Fribble Should Marriage Be a Goal?

By KBowers@fool.com (Kelly Bowers)
October 4, 2000

As many of you know, The Fool got itself a CEO this spring. Something he said in one of his many "get-to-know-you" sessions made me think of marriage (bet you didn't expect that, did you, Pat?). He was talking about goals versus things that just happen along the way.

In the past two years, I've gone to more weddings than I can, literally, remember. It seems everyone I know is jumping on the marriage bandwagon. Even me! Sweet Baboo and I got married earlier this year, four and half years into our relationship.

Many of our friends' marriages are between people who dated for a year or less before deciding to get married. That always makes me a bit uneasy; however, I can't say that I had grave doubts about any of the relationships. Indeed, these tend to be people on the upside of 30 who've made what appear to be good matches with great partners.

It makes me reflect, though, on how many people see a wedding as a goal, rather than something that happens along the way while maintaining a great relationship. Heaven knows, I did when I was younger. That was why I dated, and anything that didn't deliver marriage I viewed as somehow being a mistake. I defined "success" in dating as "getting married." Getting married would mean I'd finally been a "winner" at the dating game.

What did that get me? Too many miserable dating experiences. That's why, in my early 30s, I dropped out of dating. No more time or energy spent on attracting someone's eye, no more personal ads, no more wondering where all the "good" men were, no more joining organizations just to meet people (which always meant men since I already had tons of great girlfriends).

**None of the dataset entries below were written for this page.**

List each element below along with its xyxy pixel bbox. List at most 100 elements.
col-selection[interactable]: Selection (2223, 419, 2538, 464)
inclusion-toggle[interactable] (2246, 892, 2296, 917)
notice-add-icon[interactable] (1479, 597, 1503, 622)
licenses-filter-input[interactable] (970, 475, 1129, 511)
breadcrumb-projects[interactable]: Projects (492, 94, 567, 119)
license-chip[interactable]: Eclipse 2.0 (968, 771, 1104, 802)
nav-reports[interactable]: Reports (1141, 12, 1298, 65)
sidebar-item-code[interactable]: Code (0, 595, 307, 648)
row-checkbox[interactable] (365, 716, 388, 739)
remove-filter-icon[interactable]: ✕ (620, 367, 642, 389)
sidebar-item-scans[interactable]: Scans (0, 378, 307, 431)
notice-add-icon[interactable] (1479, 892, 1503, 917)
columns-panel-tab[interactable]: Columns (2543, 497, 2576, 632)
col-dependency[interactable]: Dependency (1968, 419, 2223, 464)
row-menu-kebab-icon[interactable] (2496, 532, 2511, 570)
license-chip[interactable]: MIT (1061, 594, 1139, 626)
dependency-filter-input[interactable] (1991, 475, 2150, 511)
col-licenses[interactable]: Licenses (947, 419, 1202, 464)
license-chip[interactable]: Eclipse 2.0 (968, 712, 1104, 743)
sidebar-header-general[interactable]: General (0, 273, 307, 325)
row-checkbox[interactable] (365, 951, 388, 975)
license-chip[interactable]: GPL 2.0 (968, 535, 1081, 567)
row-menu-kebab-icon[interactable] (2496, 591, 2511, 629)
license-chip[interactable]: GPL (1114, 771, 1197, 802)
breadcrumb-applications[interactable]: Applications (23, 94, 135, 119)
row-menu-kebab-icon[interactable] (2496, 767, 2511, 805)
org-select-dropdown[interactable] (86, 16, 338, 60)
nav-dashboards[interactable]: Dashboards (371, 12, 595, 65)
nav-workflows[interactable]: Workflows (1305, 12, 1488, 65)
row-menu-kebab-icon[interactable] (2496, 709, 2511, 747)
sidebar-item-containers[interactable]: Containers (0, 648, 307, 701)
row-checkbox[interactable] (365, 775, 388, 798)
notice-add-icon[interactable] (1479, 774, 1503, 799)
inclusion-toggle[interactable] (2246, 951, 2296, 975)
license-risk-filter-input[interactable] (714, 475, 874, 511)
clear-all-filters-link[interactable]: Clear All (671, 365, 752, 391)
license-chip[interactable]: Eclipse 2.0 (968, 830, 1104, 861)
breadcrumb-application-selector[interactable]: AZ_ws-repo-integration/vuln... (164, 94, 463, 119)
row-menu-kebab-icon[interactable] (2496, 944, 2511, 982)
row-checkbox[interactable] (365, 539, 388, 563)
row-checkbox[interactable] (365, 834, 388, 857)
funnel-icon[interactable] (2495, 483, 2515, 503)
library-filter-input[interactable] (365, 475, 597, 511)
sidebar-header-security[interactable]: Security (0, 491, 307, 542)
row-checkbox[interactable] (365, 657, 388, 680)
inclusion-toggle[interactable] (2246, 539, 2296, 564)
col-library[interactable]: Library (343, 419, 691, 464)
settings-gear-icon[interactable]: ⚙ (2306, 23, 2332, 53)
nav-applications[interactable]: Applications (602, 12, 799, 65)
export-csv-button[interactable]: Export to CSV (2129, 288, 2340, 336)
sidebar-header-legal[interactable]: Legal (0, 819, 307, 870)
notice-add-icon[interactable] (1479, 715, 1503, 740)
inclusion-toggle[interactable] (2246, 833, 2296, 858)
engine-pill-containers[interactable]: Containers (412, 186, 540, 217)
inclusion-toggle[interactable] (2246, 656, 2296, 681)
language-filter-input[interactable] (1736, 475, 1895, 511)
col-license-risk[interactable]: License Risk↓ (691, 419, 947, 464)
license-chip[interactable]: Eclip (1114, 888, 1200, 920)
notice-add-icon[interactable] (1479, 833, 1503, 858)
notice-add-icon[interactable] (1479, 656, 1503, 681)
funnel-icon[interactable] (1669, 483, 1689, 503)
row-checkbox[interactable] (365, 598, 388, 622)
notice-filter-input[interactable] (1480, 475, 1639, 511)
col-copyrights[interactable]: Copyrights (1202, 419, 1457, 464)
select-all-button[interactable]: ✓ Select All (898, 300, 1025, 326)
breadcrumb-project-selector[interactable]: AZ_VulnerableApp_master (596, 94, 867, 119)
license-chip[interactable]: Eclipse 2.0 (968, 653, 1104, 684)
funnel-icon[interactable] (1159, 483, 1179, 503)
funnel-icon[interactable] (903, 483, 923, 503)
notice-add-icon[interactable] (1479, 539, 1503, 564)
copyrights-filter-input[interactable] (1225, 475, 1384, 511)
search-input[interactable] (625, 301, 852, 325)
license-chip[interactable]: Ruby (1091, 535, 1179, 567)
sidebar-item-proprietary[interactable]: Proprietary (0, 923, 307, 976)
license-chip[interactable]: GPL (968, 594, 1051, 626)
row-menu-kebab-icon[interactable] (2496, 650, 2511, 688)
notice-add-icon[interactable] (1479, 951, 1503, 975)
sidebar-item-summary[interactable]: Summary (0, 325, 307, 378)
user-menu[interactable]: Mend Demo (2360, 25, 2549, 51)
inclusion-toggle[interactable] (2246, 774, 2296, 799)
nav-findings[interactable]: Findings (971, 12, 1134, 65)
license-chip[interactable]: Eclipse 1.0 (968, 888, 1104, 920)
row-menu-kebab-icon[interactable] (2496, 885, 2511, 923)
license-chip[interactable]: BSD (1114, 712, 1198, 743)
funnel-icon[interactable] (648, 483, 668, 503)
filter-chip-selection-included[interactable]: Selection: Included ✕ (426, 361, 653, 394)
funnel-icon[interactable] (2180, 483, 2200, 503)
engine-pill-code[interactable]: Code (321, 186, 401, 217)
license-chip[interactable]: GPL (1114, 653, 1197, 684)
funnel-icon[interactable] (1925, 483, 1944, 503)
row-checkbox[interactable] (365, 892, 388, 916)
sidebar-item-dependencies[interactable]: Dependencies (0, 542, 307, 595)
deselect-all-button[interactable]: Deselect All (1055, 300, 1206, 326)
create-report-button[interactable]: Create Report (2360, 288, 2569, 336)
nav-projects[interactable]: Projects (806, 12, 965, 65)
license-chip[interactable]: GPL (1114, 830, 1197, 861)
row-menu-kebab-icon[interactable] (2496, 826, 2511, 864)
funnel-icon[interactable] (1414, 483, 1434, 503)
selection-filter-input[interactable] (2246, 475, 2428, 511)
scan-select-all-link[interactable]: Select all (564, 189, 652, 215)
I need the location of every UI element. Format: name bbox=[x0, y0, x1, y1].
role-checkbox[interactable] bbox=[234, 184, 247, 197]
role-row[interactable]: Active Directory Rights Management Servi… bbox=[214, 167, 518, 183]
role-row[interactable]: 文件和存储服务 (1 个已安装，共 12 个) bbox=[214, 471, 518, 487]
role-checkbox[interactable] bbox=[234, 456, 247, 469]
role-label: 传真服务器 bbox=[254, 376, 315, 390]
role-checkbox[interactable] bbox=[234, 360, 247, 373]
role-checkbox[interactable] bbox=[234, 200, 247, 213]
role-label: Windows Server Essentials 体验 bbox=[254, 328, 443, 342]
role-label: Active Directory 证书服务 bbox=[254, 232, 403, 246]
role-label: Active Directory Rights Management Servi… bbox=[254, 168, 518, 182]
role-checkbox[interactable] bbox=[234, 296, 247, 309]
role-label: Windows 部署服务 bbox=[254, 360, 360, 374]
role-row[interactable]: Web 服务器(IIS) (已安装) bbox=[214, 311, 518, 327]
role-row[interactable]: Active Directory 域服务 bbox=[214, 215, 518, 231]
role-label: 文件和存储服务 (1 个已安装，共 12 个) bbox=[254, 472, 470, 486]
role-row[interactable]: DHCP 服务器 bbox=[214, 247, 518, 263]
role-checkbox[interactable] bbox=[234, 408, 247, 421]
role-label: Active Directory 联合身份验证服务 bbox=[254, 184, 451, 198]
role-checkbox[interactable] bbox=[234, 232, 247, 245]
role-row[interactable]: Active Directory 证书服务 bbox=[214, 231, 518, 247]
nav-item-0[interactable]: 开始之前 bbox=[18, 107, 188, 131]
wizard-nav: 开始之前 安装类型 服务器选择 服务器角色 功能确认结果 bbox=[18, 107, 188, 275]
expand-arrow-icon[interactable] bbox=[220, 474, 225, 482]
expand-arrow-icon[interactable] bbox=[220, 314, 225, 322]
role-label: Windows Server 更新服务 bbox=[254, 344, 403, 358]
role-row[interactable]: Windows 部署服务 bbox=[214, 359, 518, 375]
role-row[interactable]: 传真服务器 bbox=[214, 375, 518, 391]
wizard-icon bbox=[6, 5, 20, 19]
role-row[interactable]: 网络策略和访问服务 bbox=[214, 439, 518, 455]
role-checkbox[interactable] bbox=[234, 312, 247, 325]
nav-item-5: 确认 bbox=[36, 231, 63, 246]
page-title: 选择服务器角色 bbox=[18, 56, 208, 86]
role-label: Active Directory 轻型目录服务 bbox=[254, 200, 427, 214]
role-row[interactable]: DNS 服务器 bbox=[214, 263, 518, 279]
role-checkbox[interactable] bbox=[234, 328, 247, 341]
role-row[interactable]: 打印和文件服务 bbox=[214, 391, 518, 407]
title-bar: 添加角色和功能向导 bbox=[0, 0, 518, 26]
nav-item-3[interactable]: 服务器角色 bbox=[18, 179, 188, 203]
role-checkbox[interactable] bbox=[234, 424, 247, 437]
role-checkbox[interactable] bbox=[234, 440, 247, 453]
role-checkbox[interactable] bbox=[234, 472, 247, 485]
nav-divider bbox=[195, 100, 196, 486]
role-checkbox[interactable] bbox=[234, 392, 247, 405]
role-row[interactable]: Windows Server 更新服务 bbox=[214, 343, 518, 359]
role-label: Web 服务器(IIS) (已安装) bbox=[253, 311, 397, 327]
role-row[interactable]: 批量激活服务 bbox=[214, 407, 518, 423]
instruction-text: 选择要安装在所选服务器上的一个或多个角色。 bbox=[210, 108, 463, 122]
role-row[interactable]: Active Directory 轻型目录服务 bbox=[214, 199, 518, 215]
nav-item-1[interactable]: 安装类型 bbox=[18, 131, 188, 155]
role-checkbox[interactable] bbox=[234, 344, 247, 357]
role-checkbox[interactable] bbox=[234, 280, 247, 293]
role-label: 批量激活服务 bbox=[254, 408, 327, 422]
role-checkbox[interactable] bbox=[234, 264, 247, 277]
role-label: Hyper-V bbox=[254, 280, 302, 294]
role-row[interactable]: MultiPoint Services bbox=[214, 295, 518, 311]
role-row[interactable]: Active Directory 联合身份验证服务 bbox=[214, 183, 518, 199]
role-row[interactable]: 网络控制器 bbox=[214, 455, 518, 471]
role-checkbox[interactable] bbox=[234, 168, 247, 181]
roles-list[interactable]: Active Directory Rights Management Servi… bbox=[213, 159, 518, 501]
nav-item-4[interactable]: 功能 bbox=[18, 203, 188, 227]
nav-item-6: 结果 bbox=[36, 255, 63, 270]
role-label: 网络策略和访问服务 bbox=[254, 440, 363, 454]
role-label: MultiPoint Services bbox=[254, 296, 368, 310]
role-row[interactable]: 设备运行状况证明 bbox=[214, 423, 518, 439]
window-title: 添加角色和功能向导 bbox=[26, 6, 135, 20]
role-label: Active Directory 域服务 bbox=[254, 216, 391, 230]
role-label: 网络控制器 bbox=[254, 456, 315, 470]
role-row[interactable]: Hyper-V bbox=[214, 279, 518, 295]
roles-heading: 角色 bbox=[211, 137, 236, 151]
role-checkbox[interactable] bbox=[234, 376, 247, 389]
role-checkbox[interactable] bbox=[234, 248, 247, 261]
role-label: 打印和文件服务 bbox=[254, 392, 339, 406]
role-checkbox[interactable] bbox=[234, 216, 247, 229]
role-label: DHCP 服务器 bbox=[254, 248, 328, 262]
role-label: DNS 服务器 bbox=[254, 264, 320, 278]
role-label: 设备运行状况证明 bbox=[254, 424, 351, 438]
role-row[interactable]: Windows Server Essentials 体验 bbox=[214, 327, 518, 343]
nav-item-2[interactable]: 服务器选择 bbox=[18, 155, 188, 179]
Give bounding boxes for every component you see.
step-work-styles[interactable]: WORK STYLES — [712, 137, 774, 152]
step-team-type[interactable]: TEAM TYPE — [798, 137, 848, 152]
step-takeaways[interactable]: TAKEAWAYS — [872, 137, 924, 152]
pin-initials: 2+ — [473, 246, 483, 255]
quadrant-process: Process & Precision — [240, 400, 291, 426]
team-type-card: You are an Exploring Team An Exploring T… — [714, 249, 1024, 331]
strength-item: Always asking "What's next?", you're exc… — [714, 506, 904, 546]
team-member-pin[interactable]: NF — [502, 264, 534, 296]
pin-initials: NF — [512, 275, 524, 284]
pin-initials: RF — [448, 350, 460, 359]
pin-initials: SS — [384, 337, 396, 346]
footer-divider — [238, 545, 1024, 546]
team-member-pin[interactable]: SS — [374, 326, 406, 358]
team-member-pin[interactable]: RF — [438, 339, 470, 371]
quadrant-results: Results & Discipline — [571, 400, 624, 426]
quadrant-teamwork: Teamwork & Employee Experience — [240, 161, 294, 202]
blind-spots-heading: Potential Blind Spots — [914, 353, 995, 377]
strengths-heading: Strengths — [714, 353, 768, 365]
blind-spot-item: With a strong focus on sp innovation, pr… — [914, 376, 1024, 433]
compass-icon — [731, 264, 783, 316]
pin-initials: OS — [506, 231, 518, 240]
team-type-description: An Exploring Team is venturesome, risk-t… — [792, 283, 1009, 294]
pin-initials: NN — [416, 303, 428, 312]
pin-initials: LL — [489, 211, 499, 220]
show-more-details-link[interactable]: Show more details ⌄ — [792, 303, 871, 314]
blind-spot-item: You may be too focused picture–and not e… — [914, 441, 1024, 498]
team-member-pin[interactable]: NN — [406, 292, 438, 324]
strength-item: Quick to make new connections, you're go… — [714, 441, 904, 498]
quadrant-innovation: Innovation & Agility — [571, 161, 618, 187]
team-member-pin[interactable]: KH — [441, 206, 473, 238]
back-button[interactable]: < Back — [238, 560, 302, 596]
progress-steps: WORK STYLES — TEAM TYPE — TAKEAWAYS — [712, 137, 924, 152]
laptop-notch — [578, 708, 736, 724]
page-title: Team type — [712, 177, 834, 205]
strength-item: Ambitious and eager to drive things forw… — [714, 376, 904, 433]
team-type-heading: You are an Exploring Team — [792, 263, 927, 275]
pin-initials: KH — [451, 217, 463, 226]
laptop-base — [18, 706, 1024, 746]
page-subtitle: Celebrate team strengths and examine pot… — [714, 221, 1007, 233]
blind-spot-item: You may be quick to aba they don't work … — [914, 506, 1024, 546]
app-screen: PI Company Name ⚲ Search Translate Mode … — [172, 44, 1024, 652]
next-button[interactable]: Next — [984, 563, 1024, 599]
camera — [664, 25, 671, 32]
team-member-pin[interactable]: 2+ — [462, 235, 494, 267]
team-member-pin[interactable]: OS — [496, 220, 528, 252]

I devoted all that energy that had gone to dating to my friends, my family, and myself. That may the smartest decision I've ever made (even more than coming to work at The Fool!). Somehow, along the way, I developed a new perspective on relationships and marriage. When I met Sweet Baboo and decided I might just be willing to date again, I found that my goal wasn't marriage. My goal was an enduring healthy relationship. Marriage might happen along the way, but it would only be one of the many events that would occur over the course of our relationship.

That new perspective really took the pressure off the relationship. It meant I could focus on, and enjoy, what was going on right now, rather than always wondering if I was going to "win" and get married. It meant I could be more daring in the relationship because I wasn't worried about ruining my "chances" on moving this relationship to marriage. It meant that when I decided that I was ready to add marriage to our relationship, I could approach it more calmly.

What does this have to do with investing? Hmmmm. Let me think about that for a minute. OK, here it is! It's easy to see things like IPOs or a certain stock price as the "goal" to which a company should be working. But it's not. A company should be working toward being a solid one, with good products, productive employees, and genuine contributions to the world. IPOs and stock prices are just something that happen along the way.

I have a date engraved in my wedding ring. It's not the date of our wedding. It's the date of our first smooch, because that's the date this lifelong adventure called "a relationship" really started. It's the date I truly celebrate.